Hundreds protest Israel’s ‘nation state’ bill

Israeli left-wing activists attend a rally against the contentious bill that would define Israel as the Jewish nation state and enshrine certain rights for Jews, in Jerusalem November 29, 2014. (Reuters)

Hundreds of leftwing Israelis demonstrated Saturday night in Jerusalem against a controversial draft law enshrining Israel’s status as the Jewish national homeland,

The rally was organized by Israel’s Peace Now settlement watchdog and held across the street from the residence of Prime Minister Benjamin Netanyahu.

Peace Now said the rally was “an opportunity to let the democratic camp’s voice be heard” against the draft law, which embodied “nationalism, racism and aggression” threatening to “ruin our country.”

As the demonstration got underway, police said that arsonists had torched an Arab-Jewish school in Jerusalem and scrawled racist anti-Arab slogans on its walls.

“Go home, release us from your oppressive, racist, extremist and inciting regime,” MP Tamar Zandberg of the opposition Meretz party said at the demonstration.

Critics say the new bill -- endorsed by the cabinet on Sunday -- will come at the expense of democracy and institutionalize discrimination against minorities, including Arabs.

Netanyahu insists the law would balance Israel’s Jewish and democratic characteristics.

Protesters held signs reading “we won’t let you ruin the country” and “the nation-state law of the right-wing government is democracy for Jews only” in the crisp evening.

Police said approximately 800 people attended the demonstration.

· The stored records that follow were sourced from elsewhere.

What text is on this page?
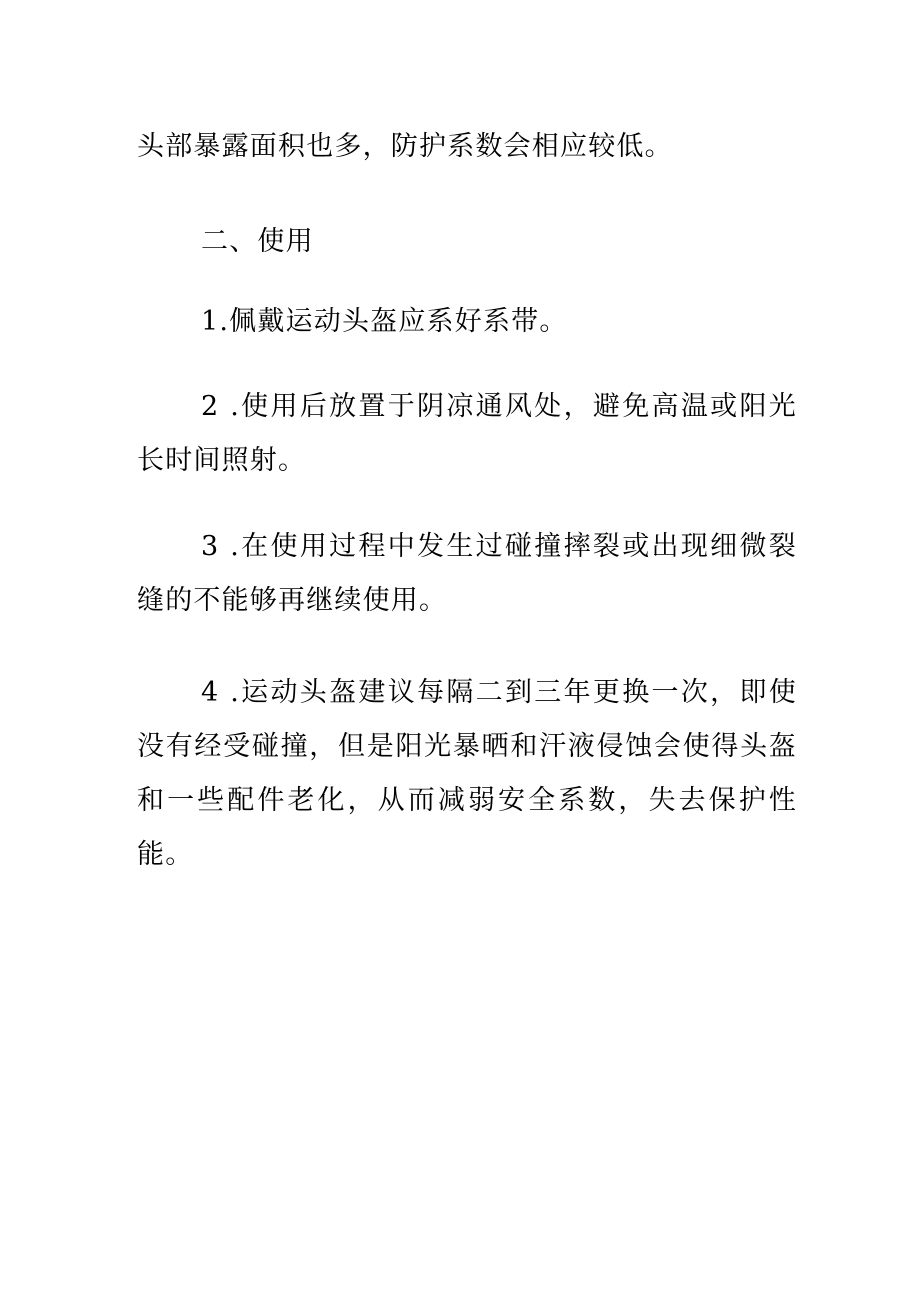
头部暴露面积也多，防护系数会相应较低。

二、使用

1.佩戴运动头盔应系好系带。

2 .使用后放置于阴凉通风处，避免高温或阳光长时间照射。

3 .在使用过程中发生过碰撞摔裂或出现细微裂缝的不能够再继续使用。

4 .运动头盔建议每隔二到三年更换一次，即使没有经受碰撞，但是阳光暴晒和汗液侵蚀会使得头盔和一些配件老化，从而减弱安全系数，失去保护性能。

Meanwhile firefighters extinguished the fire at the “Hand-in-Hand” school, a short distance from Netanyahu’s residence.

Slogans such as “death to Arabs” and “no coexistence with cancer” had been scrawled on the walls of the Arab-Jewish school, police said.

Several Israeli officials condemned the arson attack.

Education Minister Shai Piron described it as a “violent and despicable incident, which could undermine the foundations of Israeli democracy”.

It is “a serious affront to the fabric of Jewish-Arab relations,” he said in a statement.

Jerusalem Mayor Nir Barkat said: “We won’t let pyromaniacs and radicals disrupt public order.”

“We will continue to denounce extremists and do everything necessary to restore security,” he said in a statement.

The school has been targeted with racist graffiti in the past, most recently during Israel’s summer war with Hamas militants in Gaza.